Proving $ \mathbb{R}^3 \setminus \{(0,y,z) : y,z \in \mathbb{R}\} $ is not path connected

Question

I have my intuitions as to why this is true, but I'm having trouble formalising them, we have been given that $\mathbb{R}\setminus\{0\}$ is not path-connected, previous parts of this same question have had us prove that $\mathbb{R}^3\setminus\{(0,0,0)\}$ and $\mathbb{R}^3\setminus\{(0,0,z):z\in\mathbb{R}\}$ are path-connected.

Intuition 1: "The Lasagne Intuition". This space is, essentially, infinitely many sheets of $\mathbb{R}\setminus\{0\}$ stacked on top of each other and so it is the union of infinite not-path connected spaces, and so is not path connected.

Intuition 2: "The Partition Intuition". This space is bisected by a plane, creating two discrete infinite spaces and a path can't go from one partition to the other without "crossing" the plane.
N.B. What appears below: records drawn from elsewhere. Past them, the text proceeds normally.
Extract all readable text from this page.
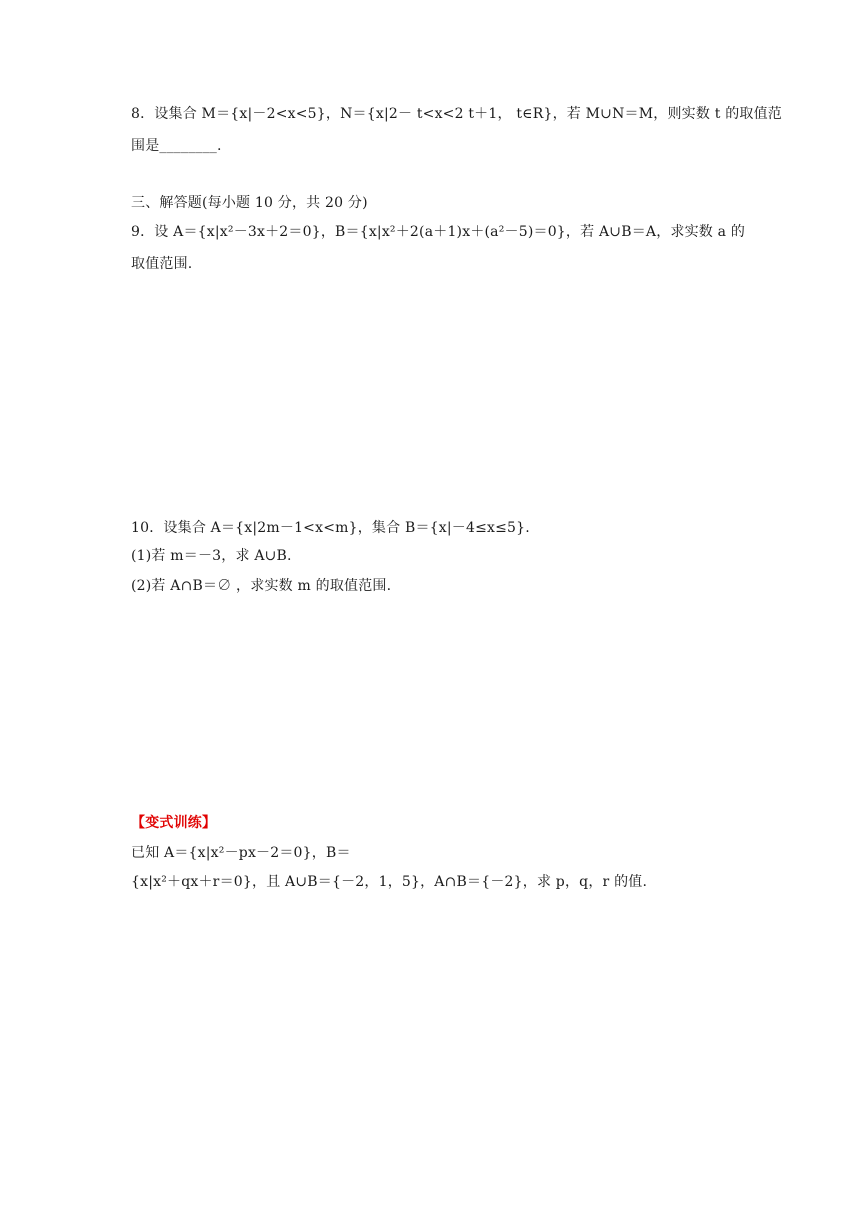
8．设集合 M＝{x|－2<x<5}，N＝{x|2－ t<x<2 t＋1， t∈R}，若 M∪N＝M，则实数 t 的取值范
围是________.
三、解答题(每小题 10 分，共 20 分)
9．设 A＝{x|x²－3x＋2＝0}，B＝{x|x²＋2(a＋1)x＋(a²－5)＝0}，若 A∪B＝A，求实数 a 的
取值范围.
10．设集合 A＝{x|2m－1<x<m}，集合 B＝{x|－4≤x≤5}.
(1)若 m＝－3，求 A∪B.
(2)若 A∩B＝∅ ，求实数 m 的取值范围.
【变式训练】
已知 A＝{x|x²－px－2＝0}，B＝
{x|x²＋qx＋r＝0}，且 A∪B＝{－2，1，5}，A∩B＝{－2}，求 p，q，r 的值.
These are the 2 reasons I came up with while speaking with peers, but I'm getting nowhere with formalising either as I don't know if either leads me to a rigorous solution. Any input will be helpful.

Answer 1

Let $Y=\Bbb R^3\setminus\{\langle 0,y,z\rangle:y,z\in\Bbb R\}$. Let $U=\{\langle x,y,z\rangle\in\Bbb R^3:x>0\}$ and $V=\{\langle x,y,z\rangle\in\Bbb R^3:x<0\}$; then $U$ and $V$ are disjoint open subsets of $Y$ whose union is $Y$, so $Y$ is not connected and therefore cannot be path connected, since every path connected space is connected.

Answer 2

Suppose that there is a path $\gamma\colon[0,1]\longrightarrow\Bbb R^3\setminus\{(0,y,z)\mid y,z\in\Bbb R\}$ such that $\gamma(0)=(-1,0,0)$ and that $\gamma(1)=(1,0,0)$. Let $\pi\colon\Bbb R^3\longrightarrow\Bbb R$ be the map defined by $\pi(x,y,z)=x$. Then $\pi$ is continuous, and therefore $\pi\circ\gamma$ is continuous too. But $(\pi\circ\gamma)(0)=-1$ and $(\pi\circ\gamma)(1)=1$; so, by the intermediate value theorem, there is a $t\in[0,1]$ such that $(\pi\circ\gamma)(t)=0$. But this means that $\gamma(t)\in\{(0,y,z)\mid y,z\in\Bbb R\}$, which is impossible.